Using Try{}catch (e) {} structure to test and decrypt the code, although the idea is very good (hehe, Kua), because the practicality is not big, I just give an example
<script language= "JavaScript" >
var a= ' alert ("I love Together");
var c= "";
for (Var i=0;i<a.length;i++)
alert (c);
The above is the encryption code, of course, if the real use of this method, will not write encryption on the
Now the variable c is the encrypted code.
The following function T () First assumes that the initial password is 0 and decrypts the execution,
If you encounter an error, add the password by 1, and then decrypt it until it runs correctly.
var d=c; Save the encrypted code
var b=0; Assuming the initial password is 0
T ();
function T () catch (e) {
C= "";
for (Var i=0;i<d.length;i++)
B+=1;
T ();
SetTimeout ("t ()", 0);
}
}
</SCRIPT>

Contact Us

The content source of this page is from Internet, which doesn't represent Alibaba Cloud's opinion; products and services mentioned on that page don't have any relationship with Alibaba Cloud.
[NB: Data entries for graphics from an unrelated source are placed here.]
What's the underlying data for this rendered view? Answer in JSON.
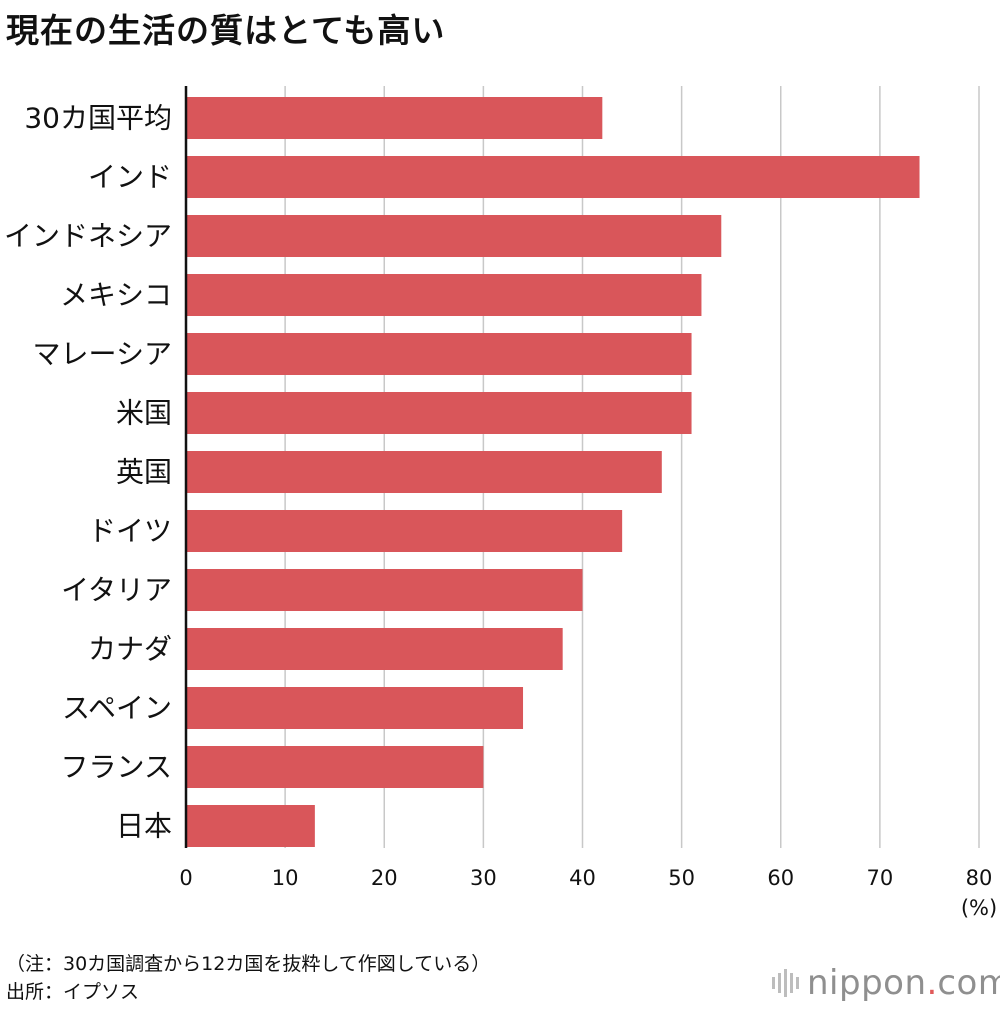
{
  "title": "現在の生活の質はとても高い",
  "chart_data": {
    "type": "bar",
    "orientation": "horizontal",
    "title": "現在の生活の質はとても高い",
    "categories": [
      "30カ国平均",
      "インド",
      "インドネシア",
      "メキシコ",
      "マレーシア",
      "米国",
      "英国",
      "ドイツ",
      "イタリア",
      "カナダ",
      "スペイン",
      "フランス",
      "日本"
    ],
    "values": [
      42,
      74,
      54,
      52,
      51,
      51,
      48,
      44,
      40,
      38,
      34,
      30,
      13
    ],
    "xlim": [
      0,
      80
    ],
    "x_ticks": [
      "0",
      "10",
      "20",
      "30",
      "40",
      "50",
      "60",
      "70",
      "80"
    ],
    "xlabel": "(%)",
    "ylabel": "",
    "grid": "vertical",
    "bar_color": "#d9565a",
    "grid_color": "#c8c8c8"
  },
  "footer": {
    "note": "（注：30カ国調査から12カ国を抜粋して作図している）",
    "source": "出所：イプソス"
  },
  "logo": {
    "name": "nippon",
    "dot": ".",
    "suffix": "com",
    "text_color": "#8f8f8f",
    "dot_color": "#e05a5a"
  }
}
If the content of the page makes you feel confusing, please write us an email, we will handle the problem within 5 days after receiving your email.

If you find any instances of plagiarism from the community, please send an email to: info-contact@alibabacloud.com and provide relevant evidence. A staff member will contact you within 5 working days.

A Free Trial That Lets You Build Big!

Start building with 50+ products and up to 12 months usage for Elastic Compute Service

  • Sales Support

    1 on 1 presale consultation

  • After-Sales Support

    24/7 Technical Support 6 Free Tickets per Quarter Faster Response

  • Alibaba Cloud offers highly flexible support services tailored to meet your exact needs.